How exactly do you go about disciplining toddlers? What are the
methods that can be used to get them to do what you want to do when
you want them to do it? How do you instill this discipline that you
hear everyone talking about? In theory it may be a lot to take in
and a bit difficult to put into practice but this book serves as a
guide to outline how it can be done without putting undue stress on
you and the child that you are trying to discipline. The use of
short and to the point phrases is best as they have short attention
spans. It is not about punishing the child when they do something
wrong but it is more about providing an alternative where possible
or explaining as best you can, at their level of language why a
certain thing should not be done. Bear in mind ( and the book says
this) that this is not an overnight process. It is something that
takes time. In fact this discipline is something that will continue
through their formative years and into the adolescent. The base for
discipline is set in the toddler years and built upon as the years
go on. That is why it is so important to do it right the first time
to ensure that they do not have any feelings of resentment.

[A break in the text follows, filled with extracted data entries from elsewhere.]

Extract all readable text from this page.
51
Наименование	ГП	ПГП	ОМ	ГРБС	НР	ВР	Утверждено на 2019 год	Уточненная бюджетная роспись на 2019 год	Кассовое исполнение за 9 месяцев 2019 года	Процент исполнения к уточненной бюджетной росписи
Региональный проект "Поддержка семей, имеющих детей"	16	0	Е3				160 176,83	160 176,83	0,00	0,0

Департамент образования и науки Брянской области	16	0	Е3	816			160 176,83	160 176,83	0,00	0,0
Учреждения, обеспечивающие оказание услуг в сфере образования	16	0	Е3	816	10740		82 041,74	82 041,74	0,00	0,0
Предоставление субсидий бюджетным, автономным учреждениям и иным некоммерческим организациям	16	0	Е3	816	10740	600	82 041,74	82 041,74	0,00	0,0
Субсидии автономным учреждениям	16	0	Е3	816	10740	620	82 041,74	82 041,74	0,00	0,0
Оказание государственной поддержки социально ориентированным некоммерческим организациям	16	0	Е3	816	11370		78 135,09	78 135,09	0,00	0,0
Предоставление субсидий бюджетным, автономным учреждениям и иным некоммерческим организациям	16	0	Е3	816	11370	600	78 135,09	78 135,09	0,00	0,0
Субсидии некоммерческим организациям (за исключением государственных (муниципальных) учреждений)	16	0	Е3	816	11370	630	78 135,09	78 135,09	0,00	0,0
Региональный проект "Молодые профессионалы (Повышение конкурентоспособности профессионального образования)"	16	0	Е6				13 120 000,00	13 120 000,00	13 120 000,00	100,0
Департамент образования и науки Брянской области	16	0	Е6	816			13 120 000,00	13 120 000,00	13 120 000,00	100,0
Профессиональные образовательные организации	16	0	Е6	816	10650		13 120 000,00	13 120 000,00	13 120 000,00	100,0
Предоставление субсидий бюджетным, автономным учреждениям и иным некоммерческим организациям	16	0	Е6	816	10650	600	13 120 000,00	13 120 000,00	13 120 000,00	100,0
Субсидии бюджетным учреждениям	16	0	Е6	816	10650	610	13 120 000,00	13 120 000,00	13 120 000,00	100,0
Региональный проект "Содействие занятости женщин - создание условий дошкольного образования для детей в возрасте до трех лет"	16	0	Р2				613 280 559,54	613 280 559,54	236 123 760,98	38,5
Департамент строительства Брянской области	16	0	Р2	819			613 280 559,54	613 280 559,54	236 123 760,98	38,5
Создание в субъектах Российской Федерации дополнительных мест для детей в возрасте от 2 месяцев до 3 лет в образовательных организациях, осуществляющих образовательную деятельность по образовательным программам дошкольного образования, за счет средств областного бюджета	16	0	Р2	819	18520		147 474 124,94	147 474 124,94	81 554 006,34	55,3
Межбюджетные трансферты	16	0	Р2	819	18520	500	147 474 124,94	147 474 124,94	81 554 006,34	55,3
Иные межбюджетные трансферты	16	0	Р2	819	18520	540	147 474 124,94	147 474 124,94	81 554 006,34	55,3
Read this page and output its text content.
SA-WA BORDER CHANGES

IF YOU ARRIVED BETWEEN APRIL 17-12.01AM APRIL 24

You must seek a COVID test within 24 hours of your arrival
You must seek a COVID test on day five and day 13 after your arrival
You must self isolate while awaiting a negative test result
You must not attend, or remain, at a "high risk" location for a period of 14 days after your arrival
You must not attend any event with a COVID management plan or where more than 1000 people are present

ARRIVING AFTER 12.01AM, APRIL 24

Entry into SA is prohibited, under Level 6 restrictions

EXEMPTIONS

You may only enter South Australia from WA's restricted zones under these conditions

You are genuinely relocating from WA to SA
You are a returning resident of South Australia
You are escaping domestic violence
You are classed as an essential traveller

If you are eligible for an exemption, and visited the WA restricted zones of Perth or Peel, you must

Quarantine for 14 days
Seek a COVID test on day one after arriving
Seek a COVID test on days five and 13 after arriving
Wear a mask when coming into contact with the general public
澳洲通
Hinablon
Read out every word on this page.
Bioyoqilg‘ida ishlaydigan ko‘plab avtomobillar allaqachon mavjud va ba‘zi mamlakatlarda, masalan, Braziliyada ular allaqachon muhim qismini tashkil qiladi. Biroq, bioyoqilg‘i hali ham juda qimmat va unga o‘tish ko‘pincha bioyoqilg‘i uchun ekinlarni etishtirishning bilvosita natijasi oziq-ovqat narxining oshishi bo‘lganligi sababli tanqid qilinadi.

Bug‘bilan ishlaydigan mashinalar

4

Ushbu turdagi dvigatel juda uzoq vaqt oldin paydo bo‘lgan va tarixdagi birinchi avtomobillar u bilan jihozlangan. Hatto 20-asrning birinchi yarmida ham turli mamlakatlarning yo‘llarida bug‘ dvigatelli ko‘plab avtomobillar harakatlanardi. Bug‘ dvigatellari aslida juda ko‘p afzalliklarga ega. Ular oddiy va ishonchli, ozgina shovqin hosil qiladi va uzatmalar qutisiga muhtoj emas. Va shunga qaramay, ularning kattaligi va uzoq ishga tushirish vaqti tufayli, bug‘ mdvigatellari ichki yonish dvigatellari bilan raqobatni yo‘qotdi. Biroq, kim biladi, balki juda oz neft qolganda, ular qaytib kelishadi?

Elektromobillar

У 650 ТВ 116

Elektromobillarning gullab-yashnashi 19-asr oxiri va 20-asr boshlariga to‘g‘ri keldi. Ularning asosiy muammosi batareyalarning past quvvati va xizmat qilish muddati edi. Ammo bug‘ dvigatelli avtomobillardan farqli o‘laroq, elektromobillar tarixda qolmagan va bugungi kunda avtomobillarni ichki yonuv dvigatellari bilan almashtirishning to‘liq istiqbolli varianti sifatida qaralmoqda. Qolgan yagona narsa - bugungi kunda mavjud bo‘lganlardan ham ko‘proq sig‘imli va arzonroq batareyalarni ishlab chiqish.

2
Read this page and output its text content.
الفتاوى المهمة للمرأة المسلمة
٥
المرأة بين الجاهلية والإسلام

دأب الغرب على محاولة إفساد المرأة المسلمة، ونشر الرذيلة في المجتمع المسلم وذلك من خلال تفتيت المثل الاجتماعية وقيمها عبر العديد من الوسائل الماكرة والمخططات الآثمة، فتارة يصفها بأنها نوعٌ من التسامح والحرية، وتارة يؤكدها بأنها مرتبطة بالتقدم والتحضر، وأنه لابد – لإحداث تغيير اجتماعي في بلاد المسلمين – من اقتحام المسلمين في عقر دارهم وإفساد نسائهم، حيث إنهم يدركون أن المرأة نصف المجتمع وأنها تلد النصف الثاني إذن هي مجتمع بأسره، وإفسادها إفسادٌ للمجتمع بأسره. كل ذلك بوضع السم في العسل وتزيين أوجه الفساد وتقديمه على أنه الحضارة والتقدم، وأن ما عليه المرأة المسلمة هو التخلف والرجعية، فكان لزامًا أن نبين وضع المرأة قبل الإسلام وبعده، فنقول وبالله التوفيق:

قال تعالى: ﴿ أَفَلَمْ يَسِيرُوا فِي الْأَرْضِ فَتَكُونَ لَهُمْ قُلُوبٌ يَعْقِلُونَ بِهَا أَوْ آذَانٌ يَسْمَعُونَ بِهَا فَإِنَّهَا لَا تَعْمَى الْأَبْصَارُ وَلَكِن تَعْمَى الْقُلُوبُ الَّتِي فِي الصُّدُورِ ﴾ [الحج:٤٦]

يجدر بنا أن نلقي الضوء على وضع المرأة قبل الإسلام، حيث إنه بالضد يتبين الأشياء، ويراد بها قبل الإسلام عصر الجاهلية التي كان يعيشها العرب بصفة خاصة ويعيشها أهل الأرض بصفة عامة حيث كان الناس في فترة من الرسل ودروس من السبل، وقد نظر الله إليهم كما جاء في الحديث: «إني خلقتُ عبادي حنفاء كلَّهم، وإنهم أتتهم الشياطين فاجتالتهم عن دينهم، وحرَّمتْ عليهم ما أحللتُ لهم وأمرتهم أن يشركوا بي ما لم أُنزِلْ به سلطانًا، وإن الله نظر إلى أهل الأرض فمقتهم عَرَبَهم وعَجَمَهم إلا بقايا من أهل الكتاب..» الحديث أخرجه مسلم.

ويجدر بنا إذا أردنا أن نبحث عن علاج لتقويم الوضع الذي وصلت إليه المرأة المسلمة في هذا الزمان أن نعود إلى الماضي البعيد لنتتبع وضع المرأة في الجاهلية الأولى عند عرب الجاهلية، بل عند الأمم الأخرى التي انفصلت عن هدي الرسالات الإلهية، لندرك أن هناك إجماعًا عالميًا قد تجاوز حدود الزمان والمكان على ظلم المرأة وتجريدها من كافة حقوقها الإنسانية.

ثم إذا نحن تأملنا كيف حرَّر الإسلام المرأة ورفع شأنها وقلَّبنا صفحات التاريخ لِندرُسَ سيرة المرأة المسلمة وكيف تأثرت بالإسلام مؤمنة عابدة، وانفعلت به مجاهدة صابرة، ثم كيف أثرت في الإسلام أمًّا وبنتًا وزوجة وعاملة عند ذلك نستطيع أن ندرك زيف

About
the Author: Staci Brown wrote this book not only based on her
personal experience growing children but also on the research that
she did during that period of time and still continues to do as her
family grows. She has great tips on how to cut down on a toddler
defying you and how to effectively communicate with them. Her
ultimate goal is to help any parent to know where to start and how
to use the tips to set the foundation for positive outcomes. She
also distinguishes between discipline and punishment as some
parents are really not aware of the difference. The great thing is
that despite the fact that she has other children, she still has to
keep up on her reading and refine her techniques to deal with her
son, who is still a toddler. This just highlights to other parents
that it is an ongoing process of learning so any failed attempts
must not be an excuse to throw the towel in. one just has to go
back to the drawing board and come up with a different strategy.
The basic rules are still the same, you have to repeat, react and
reassure: it is just the method of doing so that will differ
slightly from one household to the next.